Installed by Venice’s Contini Gallery (who paid 122,000 euros, or about $132,480, for the privilege, according to a local news site), “Las Meninas a San Marco” will be taken down on June 15. But some Venetians are incensed.

In a statement, the heritage group Italia Nostra-Venezia denounced “an umpteenth act of violence against an already martyred body,” meaning the city of Venice, and said: “Not everything is for sale in Venice, and especially not our cultural heritage.” It was, the group said, yet another sign of a “biennalization” of the city that has been going on for decades, and seen contemporary art overtake Venice.

The group’s Facebook post drew growls of discontent. “Horrendous, out of place, exaggerated,” wrote one commentator of the sculptures. Another said one sculpture was enough; why have 13? A third wondered whether the bronze figures were standing in line.

The timing of the installation is no accident: Opening just two weeks before the Venice Biennale, it is sure to get attention.

Why so much attention? Liza Essers, who runs South Africa’s pioneering Goodman Gallery, explained that the Biennale “has the authority, the power, the voice that determines art history, in many ways.”

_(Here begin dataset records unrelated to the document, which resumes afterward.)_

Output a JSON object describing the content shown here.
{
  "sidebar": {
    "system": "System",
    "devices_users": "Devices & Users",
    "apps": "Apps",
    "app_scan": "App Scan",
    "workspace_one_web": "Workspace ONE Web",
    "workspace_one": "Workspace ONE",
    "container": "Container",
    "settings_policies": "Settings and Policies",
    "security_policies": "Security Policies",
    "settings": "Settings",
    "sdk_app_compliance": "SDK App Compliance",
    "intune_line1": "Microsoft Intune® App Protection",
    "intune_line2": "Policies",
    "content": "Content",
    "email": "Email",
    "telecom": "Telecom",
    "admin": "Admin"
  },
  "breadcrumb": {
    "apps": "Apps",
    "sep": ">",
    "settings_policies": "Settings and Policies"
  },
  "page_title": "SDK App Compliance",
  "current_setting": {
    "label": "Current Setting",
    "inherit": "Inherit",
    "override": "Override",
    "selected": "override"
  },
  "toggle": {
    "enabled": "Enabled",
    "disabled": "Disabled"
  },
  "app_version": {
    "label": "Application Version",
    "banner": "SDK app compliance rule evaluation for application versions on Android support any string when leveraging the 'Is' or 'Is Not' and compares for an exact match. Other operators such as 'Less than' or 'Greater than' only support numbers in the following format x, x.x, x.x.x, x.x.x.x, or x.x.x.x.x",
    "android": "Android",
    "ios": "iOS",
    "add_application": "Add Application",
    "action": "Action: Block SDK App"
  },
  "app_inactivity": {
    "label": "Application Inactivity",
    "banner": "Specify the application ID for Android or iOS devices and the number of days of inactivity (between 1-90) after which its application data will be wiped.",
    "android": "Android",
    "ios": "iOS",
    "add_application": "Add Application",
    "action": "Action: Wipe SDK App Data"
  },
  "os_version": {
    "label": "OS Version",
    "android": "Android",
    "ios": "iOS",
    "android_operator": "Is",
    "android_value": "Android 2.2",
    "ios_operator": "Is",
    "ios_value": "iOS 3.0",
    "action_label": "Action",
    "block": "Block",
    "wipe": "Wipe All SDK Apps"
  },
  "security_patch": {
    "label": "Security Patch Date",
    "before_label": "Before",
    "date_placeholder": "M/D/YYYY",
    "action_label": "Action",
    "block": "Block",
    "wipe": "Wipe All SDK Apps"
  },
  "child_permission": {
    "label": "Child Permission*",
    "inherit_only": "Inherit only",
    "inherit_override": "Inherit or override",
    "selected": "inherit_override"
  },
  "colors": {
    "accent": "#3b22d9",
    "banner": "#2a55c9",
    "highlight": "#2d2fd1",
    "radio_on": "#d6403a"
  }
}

Goodman, which also has galleries in London and New York, is poised for its best Biennale ever, she said: Five living artists it represents are included in the Biennale exhibitions (the main show and the pavilions), as are five 20th-century artists whom it has exhibited frequently since it was founded in 1966.

In addition, one of the gallery’s artists, William Kentridge, is being shown in a parallel space, the Arsenale Institute for Politics of Representation.

“Self-Portrait As a Coffee Pot” is a nine-episode video series created by Kentridge in his studio during and after the Covid lockdown. The artist films himself — sometimes comically and using camera tricks — talking and making wall-sized charcoal drawings that represent his childhood, South Africa’s history and his creative process.

Essers said that there had been a longstanding tendency by the art world to “put Africa into one box” when there are “many countries in Africa.”

This year’s Biennale will be different, she said: There are more than 50 artists from the African continent in Pedrosa’s central exhibition alone — an unprecedented number. The exhibition will be “rewriting history and inserting a voice from the Global South into the Western canon and into the narrative of art history.”